We plan to have a focus on each semester and/or year on ways to continue to provide opportunities to our students. For Fall 2023, we will do the following:
- All ambassadors will take the Intercultural Development Inventory (IDI)
- Have a group debrief and optional personal debrief
- Create an optional ISSAP Book Club where we can read books about specific areas students want to grow, such as further developing leadership or mentoring skills, intercultural communication, emotional intelligence, personal leadership, etc.
Below, you will find the information that we provide in a “ISS Ambassador Program Overview.” We include a QR code that takes them to a Qualtrics survey where we have the students complete the application questions (you can see the data we collect in the demographic and open-ended questions). In the survey, we provide all the content from ISS Ambassador Program Overview" before the questions.

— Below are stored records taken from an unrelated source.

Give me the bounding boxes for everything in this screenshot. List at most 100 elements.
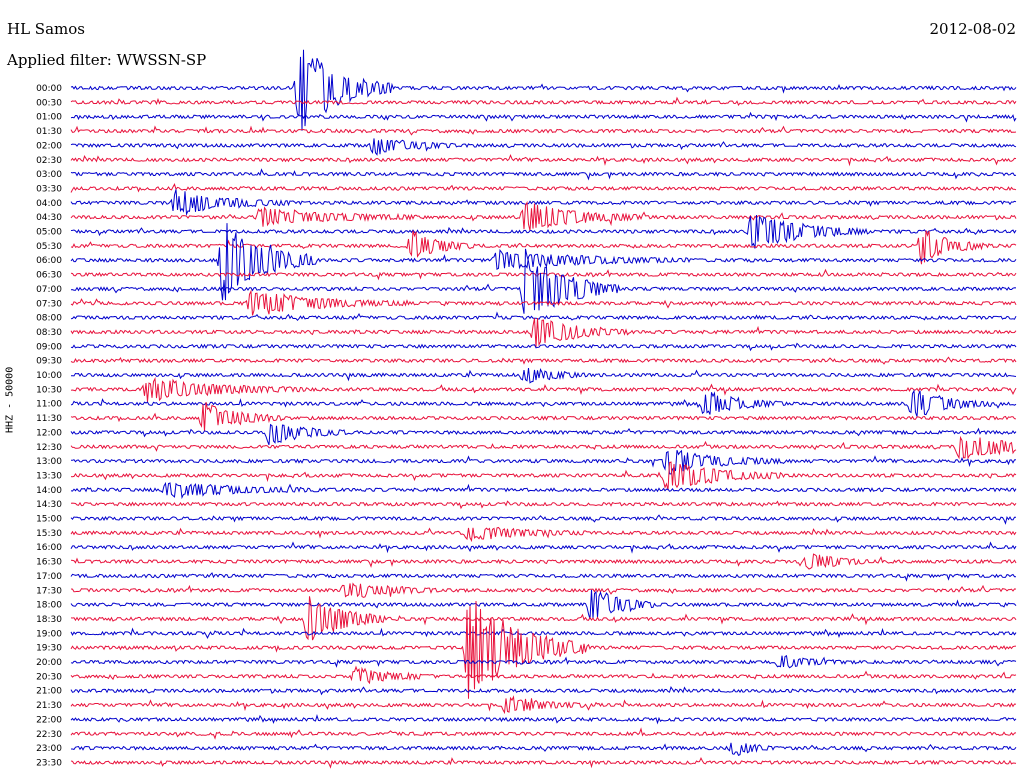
trace-line — [70, 96, 1017, 106]
trace-line — [70, 686, 1017, 696]
row-time-label: 10:00 — [36, 371, 62, 381]
trace-line — [70, 289, 1017, 316]
row-time-label: 23:00 — [36, 744, 62, 754]
filter-label: Applied filter: WWSSN-SP — [7, 51, 207, 69]
trace-line — [70, 168, 1017, 181]
row-time-label: 13:30 — [36, 471, 62, 481]
row-time-label: 21:00 — [36, 687, 62, 697]
trace-line — [70, 311, 1017, 322]
trace-line — [70, 189, 1017, 217]
row-time-label: 08:30 — [36, 328, 62, 338]
trace-line — [70, 153, 1017, 167]
row-time-label: 10:30 — [36, 385, 62, 395]
row-time-label: 03:00 — [36, 170, 62, 180]
row-time-label: 20:30 — [36, 672, 62, 682]
row-time-label: 05:30 — [36, 242, 62, 252]
row-time-label: 00:00 — [36, 84, 62, 94]
row-time-label: 19:00 — [36, 629, 62, 639]
trace-line — [70, 356, 1017, 365]
row-time-label: 03:30 — [36, 184, 62, 194]
row-time-label: 06:00 — [36, 256, 62, 266]
trace-line — [70, 526, 1017, 543]
row-time-label: 20:00 — [36, 658, 62, 668]
trace-line — [70, 111, 1017, 123]
trace-line — [70, 183, 1017, 193]
trace-line — [70, 423, 1017, 446]
row-time-label: 09:30 — [36, 357, 62, 367]
row-time-label: 21:30 — [36, 701, 62, 711]
row-time-label: 04:00 — [36, 199, 62, 209]
trace-line — [70, 268, 1017, 281]
trace-line — [70, 138, 1017, 156]
trace-line — [70, 230, 1017, 265]
row-time-label: 13:00 — [36, 457, 62, 467]
trace-line — [70, 367, 1017, 384]
trace-line — [70, 589, 1017, 620]
row-time-label: 15:00 — [36, 515, 62, 525]
trace-line — [70, 200, 1017, 231]
row-time-label: 17:00 — [36, 572, 62, 582]
trace-line — [70, 541, 1017, 554]
trace-line — [71, 742, 1017, 756]
row-time-label: 15:30 — [36, 529, 62, 539]
row-time-label: 17:30 — [36, 586, 62, 596]
trace-line — [71, 449, 1017, 475]
trace-line — [70, 582, 1017, 598]
trace-line — [70, 223, 1017, 301]
row-time-label: 14:00 — [36, 486, 62, 496]
row-time-label: 18:00 — [36, 601, 62, 611]
trace-line — [70, 572, 1016, 582]
trace-line — [70, 713, 1017, 725]
row-time-label: 12:30 — [36, 443, 62, 453]
row-time-label: 09:00 — [36, 342, 62, 352]
trace-line — [70, 214, 1017, 249]
trace-line — [70, 665, 1017, 685]
trace-line — [70, 627, 1017, 640]
row-time-label: 18:30 — [36, 615, 62, 625]
row-time-label: 07:30 — [36, 299, 62, 309]
date-title: 2012-08-02 — [929, 20, 1016, 38]
station-title: HL Samos — [7, 20, 85, 38]
row-time-label: 11:00 — [36, 400, 62, 410]
trace-line — [70, 600, 1017, 699]
row-time-label: 06:30 — [36, 271, 62, 281]
trace-line — [70, 461, 1017, 491]
row-time-label: 08:00 — [36, 314, 62, 324]
row-time-label: 22:30 — [36, 730, 62, 740]
trace-line — [70, 49, 1017, 131]
row-time-label: 16:00 — [36, 543, 62, 553]
row-time-label: 01:30 — [36, 127, 62, 137]
trace-line — [70, 342, 1017, 352]
trace-line — [70, 553, 1017, 570]
row-time-label: 00:30 — [36, 98, 62, 108]
trace-line — [70, 500, 1017, 510]
row-time-label: 04:30 — [36, 213, 62, 223]
row-time-label: 16:30 — [36, 558, 62, 568]
trace-line — [70, 401, 1017, 432]
row-time-label: 07:00 — [36, 285, 62, 295]
row-time-label: 01:00 — [36, 113, 62, 123]
trace-line — [70, 317, 1017, 348]
trace-line — [70, 596, 1017, 641]
trace-line — [70, 695, 1017, 715]
trace-line — [70, 389, 1017, 417]
trace-line — [70, 376, 1017, 402]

International Student Services Ambassador Program Overview
International Student Services (ISS)’s Ambassador Program assists incoming and new international students with their transition to life in West Lafayette and at Purdue University to promote a sense of belonging. ISS Ambassadors assist the Programming and Engagement Team with event planning and execution of events throughout the semester, including but not limited to, Weeks of Welcome, Parent Orientation, Game Night, and International Education Week. In addition to planning activities, ambassadors will help new students navigate through challenges of studying in a new country, such as adjusting to a new culture, getting involved, and adapting to a new academic system.
Qualifications for Candidate
- Current Purdue University graduate or undergraduate student
- Have studied at least one semester at Purdue University
- Be open minded and willing to assist everyone regardless of race, ethnicity, national origin, sex, sexual orientation, gender identity and expression, immigration status, religion, or disability.
- Have interest in intercultural experiences
- Commit to one semester as an ambassador (Fall: August to December or Spring: January to May)
Ambassador Responsibilities
- Assist incoming international students with academic, cultural, and social transitions
- Introduce new international students to campus and community resources
- Connect incoming and new students to the larger Purdue University community
- Involve new students in campus activities, organizations, and programs
- Participate in ISS sponsored activities and events (minimum of 3 per semester)
- Communicate regularly and effectively with the ISS Programming team and other ambassadors
- Recommend programs or activities for further student involvement
- Complete the Clifton StrengthsFinder
- Attend 3 of the ISS sponsored leadership seminars
- Attend the CCO resume building workshop to enhance the ambassador’s experience
Benefits
- Develop leadership and mentoring skills that are transferrable to future careers
- Strengthen cross-cultural/intercultural communication skills
- Develop long lasting friendships with peers from all around the world
- Contribute to internationalizing and diversifying Purdue University’s community
- Letter of Reference for active mentors
Application Questions
Demographic Questions
- First and Last Name
- Middle Initial
- Preferred Name
- Preferred Pronouns
- Country of Citizenship
- Home Country
- School Email
- Phone Number
- Enrollment Duration (at least 1 semester)
- Major(s)
- Academic Year
- Current or past activities, internships, or voulenteer experiences.
Open-ended Questions
- Why are they interested in the Ambassador role?
- What do they hope to gain personally and professionally?
- How do they plan to support incoming international students?
- Provide an example of a low-cost activity or program they would like to organize for new international students and how the event will help them socially, personally, or academically.